What follows is one of the most glorious musical numbers in the history of cinema (and no, I’m not being hyperbolic). Watch it for yourself and tell me that you’re not humming along by the time the holy relics in the shop window chime in.

“The Galaxy Song,” in which Eric Idle (always the most musical Python; he came up with the Rutles, after all) whisks a reluctant housewife along to her mortality by reminding her of her insignificance, and “Christmas In Heaven,” Graham Chapman’s best moment in the film (he plays a Bing Crosby-esque crooner surrounded by topless female Santas) are the other big numbers. Yes, “Mr. Creosote” is pure gross-out comedy, and there are a million other highlights in the film, in moments large and small. But the musical numbers keep me coming back to this, the last real Python film (though the bizarre “where is my fish” sequence comes a close second). 
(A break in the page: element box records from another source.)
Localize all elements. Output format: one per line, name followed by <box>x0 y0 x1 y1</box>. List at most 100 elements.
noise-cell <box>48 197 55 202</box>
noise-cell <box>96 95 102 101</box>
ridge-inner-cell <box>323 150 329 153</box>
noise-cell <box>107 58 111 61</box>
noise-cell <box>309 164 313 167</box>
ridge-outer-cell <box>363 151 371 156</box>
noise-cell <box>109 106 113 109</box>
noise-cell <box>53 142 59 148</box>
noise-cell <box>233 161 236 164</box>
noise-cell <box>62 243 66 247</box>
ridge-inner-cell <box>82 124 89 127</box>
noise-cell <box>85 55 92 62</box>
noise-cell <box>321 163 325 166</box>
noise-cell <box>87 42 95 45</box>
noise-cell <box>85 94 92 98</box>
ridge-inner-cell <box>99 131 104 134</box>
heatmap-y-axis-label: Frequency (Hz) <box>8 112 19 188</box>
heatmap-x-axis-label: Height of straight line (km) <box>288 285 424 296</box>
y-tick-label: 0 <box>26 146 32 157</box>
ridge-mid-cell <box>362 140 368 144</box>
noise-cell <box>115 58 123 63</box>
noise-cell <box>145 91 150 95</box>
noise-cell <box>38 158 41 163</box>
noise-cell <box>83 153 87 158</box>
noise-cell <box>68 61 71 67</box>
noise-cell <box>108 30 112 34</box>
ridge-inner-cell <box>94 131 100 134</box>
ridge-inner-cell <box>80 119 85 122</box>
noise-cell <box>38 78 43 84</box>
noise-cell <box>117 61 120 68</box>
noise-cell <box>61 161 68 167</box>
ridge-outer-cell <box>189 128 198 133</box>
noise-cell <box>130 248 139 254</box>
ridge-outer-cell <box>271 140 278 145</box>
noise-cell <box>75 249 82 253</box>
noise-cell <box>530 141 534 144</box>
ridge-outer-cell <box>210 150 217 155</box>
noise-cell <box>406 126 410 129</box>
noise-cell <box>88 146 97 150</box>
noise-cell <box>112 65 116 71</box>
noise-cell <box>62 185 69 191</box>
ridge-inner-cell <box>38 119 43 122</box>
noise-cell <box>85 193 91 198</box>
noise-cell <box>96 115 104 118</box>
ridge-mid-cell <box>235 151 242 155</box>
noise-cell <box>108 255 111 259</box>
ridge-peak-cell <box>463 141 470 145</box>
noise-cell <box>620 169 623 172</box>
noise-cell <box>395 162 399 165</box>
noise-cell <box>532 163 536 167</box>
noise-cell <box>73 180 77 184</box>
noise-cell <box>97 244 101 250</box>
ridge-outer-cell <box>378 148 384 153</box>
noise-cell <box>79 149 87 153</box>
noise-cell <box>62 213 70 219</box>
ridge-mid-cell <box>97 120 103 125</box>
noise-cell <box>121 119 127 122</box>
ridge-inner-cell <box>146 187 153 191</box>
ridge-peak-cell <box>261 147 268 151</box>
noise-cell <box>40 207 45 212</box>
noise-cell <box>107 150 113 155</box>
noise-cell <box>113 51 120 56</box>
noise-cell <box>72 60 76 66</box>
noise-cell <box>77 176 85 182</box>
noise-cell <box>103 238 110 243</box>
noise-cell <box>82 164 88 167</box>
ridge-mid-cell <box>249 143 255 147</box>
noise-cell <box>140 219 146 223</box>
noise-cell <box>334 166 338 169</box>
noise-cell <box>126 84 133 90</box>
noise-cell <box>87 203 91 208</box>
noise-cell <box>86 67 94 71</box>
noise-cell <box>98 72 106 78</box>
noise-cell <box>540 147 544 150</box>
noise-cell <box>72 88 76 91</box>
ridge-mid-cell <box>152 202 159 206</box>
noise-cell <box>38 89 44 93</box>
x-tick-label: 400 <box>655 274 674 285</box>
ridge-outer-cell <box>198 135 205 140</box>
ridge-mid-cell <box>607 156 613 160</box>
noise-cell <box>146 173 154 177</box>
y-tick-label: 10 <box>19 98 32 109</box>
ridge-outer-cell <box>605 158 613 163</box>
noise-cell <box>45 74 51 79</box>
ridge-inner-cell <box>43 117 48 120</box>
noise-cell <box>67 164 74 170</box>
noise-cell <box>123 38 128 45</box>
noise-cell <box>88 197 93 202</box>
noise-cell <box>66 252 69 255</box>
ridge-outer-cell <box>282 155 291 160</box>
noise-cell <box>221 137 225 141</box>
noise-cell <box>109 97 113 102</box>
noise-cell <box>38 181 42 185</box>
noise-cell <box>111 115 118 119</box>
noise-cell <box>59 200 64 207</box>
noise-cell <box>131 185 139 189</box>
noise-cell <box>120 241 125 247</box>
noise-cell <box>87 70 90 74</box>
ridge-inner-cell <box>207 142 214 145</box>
Monty Python has been a huge influence on my world outlook, and not just in terms of comedy; they sold me on the notion that figures of authority are usually pompous windbags out to get theirs, and to hell with the rest of us. That they did so with the nicest British accents (well, except for Gilliam) is just icing on the cake, as far as I’m concerned. Monty Python’s The Meaning of Life may never explain the actual meaning of life to everyone’s satisfaction, but it does speak to me: people aren’t wearing enough hats. Wait, I may have heard that one wrong.